Traité sur l’Interdiction des armes nucléaires
Communiqué commun dont la LDH est signataire
La seconde réunion des États parties au Traité sur l’Interdiction des armes nucléaires (TIAN) s’est conclue avec succès ce vendredi 1er décembre 2023, par l’adoption d’une déclaration politique forte, qui condamne non seulement la politique de dissuasion, mais qui veut aussi montrer que ce concept sécuritaire est « loin de préserver la paix et la sécurité » car « les armes nucléaires sont utilisées comme des instruments politiques, liés à la coercition, à l’intimidation et à l’exacerbation des tensions. »
La seconde réunion des États parties au Traité sur l’interdiction des armes nucléaires (2MSP, pour meeting of states parties) s’est achevée ce 1er décembre 2023 dans une volonté très claire d’agir contre ceux qui détiennent des arsenaux nucléaires : « nous ne resterons pas spectateurs de l’augmentation des risques nucléaires et de la dangereuse perpétuation de la dissuasion nucléaire ».
Challenger le concept de dissuasion nucléaire
L’article 1.d du TIAN mentionne que les États parties s’engagent à ne jamais, en aucune circonstance : « Employer ni menacer d’employer des armes nucléaires ou d’autres dispositifs explosifs nucléaires ». Jusqu’à présent la mise en œuvre de cette interdiction apparaissait complexe puisque aucun État ne possédant des armes nucléaire ou adhérant à cette théorie de la sécurité n’est membre du traité.
Or, la déclaration « Notre engagement à respecter l’interdiction des armes nucléaires et à éviter leurs conséquences catastrophiques » ouvre un nouvel axe pour remettre en question les faux récits de la dissuasion nucléaire. En effet pour la première fois dans une enceinte multilatérale et dans un traité portant sur les armes nucléaires, des États vont travailler et présenter un argumentaire pour remettre en cause ce concept sécuritaire.

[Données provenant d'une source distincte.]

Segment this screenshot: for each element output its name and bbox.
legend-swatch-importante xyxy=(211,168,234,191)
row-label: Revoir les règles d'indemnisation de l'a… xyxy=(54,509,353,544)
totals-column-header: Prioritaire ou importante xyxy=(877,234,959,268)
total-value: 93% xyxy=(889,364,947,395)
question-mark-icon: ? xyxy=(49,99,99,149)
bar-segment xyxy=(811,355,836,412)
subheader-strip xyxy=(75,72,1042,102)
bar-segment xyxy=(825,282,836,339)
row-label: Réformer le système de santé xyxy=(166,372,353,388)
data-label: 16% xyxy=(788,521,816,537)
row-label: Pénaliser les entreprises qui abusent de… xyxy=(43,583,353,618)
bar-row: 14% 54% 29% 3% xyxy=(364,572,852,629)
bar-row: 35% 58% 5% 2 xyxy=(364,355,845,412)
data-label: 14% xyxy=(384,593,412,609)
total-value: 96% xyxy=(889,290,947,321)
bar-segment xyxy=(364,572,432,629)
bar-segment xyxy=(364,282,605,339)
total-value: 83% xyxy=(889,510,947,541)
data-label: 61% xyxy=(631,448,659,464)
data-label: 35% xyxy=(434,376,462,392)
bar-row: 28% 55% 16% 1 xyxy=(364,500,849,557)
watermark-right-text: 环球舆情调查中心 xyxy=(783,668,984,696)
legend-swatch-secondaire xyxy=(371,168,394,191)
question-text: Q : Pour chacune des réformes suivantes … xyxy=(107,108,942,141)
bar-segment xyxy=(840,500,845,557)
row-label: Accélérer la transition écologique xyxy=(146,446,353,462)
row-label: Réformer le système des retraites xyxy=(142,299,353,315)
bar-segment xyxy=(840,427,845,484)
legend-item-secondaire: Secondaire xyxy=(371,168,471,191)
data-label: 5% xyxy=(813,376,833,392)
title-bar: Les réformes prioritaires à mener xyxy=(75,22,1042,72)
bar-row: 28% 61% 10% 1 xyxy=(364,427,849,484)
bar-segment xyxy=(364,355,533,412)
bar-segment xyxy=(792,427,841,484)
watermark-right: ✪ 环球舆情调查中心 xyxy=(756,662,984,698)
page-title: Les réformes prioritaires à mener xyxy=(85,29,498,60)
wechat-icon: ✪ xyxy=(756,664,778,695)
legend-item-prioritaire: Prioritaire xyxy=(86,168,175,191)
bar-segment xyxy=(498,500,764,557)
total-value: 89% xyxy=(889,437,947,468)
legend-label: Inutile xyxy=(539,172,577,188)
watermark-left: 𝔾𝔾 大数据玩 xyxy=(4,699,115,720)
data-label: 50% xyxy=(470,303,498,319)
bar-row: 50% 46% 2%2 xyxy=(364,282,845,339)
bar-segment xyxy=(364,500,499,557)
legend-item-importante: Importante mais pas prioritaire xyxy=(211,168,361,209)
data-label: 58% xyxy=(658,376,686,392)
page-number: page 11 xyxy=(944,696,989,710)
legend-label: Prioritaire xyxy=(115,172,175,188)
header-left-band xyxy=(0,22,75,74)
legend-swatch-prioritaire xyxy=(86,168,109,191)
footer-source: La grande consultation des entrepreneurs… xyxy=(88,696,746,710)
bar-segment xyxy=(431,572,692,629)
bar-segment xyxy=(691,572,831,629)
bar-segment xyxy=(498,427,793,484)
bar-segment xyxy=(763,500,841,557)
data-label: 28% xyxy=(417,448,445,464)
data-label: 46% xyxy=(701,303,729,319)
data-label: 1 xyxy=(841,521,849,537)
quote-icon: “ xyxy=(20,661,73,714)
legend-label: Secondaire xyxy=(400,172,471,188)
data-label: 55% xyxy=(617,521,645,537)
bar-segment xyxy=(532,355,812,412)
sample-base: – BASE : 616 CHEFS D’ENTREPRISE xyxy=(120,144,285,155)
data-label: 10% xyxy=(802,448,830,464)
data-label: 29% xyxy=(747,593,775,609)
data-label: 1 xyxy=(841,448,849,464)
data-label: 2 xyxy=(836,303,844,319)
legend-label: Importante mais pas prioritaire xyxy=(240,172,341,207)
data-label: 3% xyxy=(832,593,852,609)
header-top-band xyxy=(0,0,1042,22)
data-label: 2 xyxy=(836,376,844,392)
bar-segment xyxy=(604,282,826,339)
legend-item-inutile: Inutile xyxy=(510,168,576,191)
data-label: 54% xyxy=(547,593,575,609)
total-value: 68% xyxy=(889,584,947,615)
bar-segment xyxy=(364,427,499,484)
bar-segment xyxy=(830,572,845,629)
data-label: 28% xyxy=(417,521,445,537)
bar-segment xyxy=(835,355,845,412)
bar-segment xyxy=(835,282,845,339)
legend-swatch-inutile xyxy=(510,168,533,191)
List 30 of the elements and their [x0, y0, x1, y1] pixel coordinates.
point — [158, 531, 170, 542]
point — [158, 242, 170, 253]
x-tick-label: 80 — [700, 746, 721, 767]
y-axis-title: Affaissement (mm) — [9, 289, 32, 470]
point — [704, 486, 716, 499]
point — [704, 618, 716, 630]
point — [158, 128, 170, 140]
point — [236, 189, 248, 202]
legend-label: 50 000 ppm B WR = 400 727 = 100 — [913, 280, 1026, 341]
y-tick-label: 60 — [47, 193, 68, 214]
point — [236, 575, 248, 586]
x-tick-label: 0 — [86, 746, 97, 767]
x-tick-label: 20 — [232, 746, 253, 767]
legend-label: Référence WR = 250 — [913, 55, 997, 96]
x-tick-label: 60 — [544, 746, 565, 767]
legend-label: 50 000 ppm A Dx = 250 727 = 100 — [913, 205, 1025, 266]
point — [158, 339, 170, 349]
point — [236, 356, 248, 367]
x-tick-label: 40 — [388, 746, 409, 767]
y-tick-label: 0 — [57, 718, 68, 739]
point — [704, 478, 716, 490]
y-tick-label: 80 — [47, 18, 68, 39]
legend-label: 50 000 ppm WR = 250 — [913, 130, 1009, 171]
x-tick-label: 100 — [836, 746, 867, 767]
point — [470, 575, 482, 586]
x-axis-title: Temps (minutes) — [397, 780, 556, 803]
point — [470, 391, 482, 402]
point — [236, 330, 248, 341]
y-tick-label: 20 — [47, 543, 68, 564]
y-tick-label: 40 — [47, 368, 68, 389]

Les États considèrent (para 17) « loin de préserver la paix et la sécurité, les armes nucléaires sont utilisées comme des instruments politiques, liés à la coercition, à l’intimidation et à l’exacerbation des tensions. Le renouveau du plaidoyer, de l’insistance et des tentatives de justification de la dissuasion nucléaire en tant que doctrine de sécurité légitime donne un faux crédit à la valeur des armes nucléaires pour la sécurité nationale et augmente dangereusement le risque de prolifération nucléaire horizontale et verticale ».
Ceux-ci concluant (para 19) que « la perpétuation et la mise en œuvre de la dissuasion nucléaire dans les concepts, doctrines et politiques militaires et de sécurité non seulement érodent et contredisent la non-prolifération, mais entravent également les progrès vers le désarmement nucléaire ».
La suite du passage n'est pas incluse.